During an experiment, I noticed the CUDA 2.3 compiler using predication in a manner I believe to be incorrect. Consider the following CUDA kernel:
//
// test.cu
//
__device__ float glb_Test;
extern "C" __global__ void k_test() {
if (threadIdx.x == 0) {
glb_Test *= 2.5f;
}
}
Only one thread should ever store to the global variable. Now consider this kernel compiled as PTX:
//
// nvcc -ptx test.cu
//
.global .f32 glb_Test;
.entry k_test
{
.reg .u32 %r<4>;
.reg .f32 %f<6>;
.reg .pred %p<3>;
.loc 15 4 0
$LBB1_k_test:
ld.global.f32 %f1, [glb_Test];
mov.f32 %f2, 0f40200000; // 2.5
mul.f32 %f3, %f1, %f2;
cvt.u32.u16 %r1, %tid.x;
mov.u32 %r2, 0;
setp.eq.u32 %p1, %r1, %r2;
selp.f32 %f4, %f3, %f1, %p1;
st.global.f32 [glb_Test], %f4;
.loc 15 8 0
exit;
$LDWend_k_test:
} // k_test
The global variable is loaded, the multiply computed, and either the original loaded value or the new computed value are selected based on %tid.x. The selected result is then UNCONDITIONALLY stored back to the global variable.
For kernels with 1 thread, this results in the correct behavior. For kernels with 2 or more threads, the st.global presents a race condition. Threads with %tid.x > 0 attempt to store the original value, while thread %tid.x=0 stores the computed value. I am not aware of this behavior documented anywhere and believe it may be constitute a bug in the compiler.
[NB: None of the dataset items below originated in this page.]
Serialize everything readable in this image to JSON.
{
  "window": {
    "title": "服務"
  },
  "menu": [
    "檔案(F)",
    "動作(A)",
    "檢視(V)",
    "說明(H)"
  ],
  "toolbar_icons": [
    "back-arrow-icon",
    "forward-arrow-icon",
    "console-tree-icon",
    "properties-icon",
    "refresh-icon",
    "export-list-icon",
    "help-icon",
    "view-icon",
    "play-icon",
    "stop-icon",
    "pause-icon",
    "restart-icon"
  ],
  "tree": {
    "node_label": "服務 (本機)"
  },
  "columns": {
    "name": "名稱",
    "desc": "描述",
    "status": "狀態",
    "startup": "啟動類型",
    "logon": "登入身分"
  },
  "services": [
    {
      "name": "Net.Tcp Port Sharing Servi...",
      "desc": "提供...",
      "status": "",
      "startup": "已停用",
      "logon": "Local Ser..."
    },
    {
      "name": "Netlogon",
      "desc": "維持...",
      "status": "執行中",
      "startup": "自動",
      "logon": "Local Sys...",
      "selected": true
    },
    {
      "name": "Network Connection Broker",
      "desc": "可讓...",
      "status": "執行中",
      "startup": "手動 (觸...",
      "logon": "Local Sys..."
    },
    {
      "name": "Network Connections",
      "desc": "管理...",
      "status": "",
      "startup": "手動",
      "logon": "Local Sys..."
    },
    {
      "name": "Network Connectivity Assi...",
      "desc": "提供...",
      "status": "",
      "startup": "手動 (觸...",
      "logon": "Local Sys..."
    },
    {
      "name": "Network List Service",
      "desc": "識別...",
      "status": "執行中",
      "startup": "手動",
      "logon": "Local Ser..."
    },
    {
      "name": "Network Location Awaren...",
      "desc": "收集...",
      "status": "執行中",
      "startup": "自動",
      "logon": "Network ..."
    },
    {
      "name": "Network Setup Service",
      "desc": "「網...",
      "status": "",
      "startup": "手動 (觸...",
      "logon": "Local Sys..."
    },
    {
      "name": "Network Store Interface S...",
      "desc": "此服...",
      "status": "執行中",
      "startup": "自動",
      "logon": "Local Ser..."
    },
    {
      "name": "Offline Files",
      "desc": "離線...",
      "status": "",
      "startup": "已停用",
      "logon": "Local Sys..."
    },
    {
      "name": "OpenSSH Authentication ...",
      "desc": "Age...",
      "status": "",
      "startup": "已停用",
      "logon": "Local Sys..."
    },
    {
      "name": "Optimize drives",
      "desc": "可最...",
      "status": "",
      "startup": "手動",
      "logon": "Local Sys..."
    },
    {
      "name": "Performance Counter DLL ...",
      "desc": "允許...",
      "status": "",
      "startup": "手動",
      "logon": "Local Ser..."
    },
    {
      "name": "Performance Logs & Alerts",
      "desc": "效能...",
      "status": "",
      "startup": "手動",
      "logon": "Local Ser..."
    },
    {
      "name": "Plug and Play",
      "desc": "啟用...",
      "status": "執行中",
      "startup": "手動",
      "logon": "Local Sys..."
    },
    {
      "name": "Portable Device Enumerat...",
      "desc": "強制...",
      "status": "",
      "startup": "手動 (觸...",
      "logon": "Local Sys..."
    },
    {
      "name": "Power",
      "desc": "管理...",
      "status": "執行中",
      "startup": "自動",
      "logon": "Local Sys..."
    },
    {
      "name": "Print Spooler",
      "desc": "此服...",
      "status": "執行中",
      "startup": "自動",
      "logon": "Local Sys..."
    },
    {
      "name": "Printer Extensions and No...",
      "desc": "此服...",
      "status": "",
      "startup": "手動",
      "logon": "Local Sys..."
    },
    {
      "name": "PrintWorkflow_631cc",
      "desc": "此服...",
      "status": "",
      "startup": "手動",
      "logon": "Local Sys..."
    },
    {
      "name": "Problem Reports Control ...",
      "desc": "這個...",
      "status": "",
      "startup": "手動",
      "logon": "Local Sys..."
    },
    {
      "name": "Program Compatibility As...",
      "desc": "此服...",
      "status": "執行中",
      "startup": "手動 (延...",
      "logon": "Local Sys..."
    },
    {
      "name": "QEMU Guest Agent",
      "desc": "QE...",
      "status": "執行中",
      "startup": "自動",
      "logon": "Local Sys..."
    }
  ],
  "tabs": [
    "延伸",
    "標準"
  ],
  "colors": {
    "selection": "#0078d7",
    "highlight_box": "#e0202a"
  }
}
It seems that either the st.global should be predicated thereby rendering the selp unnecessary, or a branch instruction should pass control around the PTX basic block for threads with $tid.x != 0.
Here is my platform (Ubuntu 9.04, Linux x64, CUDA 2.3):
kerrmudgeon@ CUDAmodules $ uname -a
Linux lucerne 2.6.28-11-generic #42-Ubuntu SMP Fri Apr 17 01:58:03 UTC 2009 x86_64 GNU/Linux
kerrmudgeon@ CUDAmodules $ nvcc --version
nvcc: NVIDIA (R) Cuda compiler driver
Copyright (c) 2005-2009 NVIDIA Corporation
Built on Thu_Jul_30_09:24:36_PDT_2009
Cuda compilation tools, release 2.3, V0.2.1221
kerrmudgeon@ CUDAmodules $
Regards,
Kerrmudgeon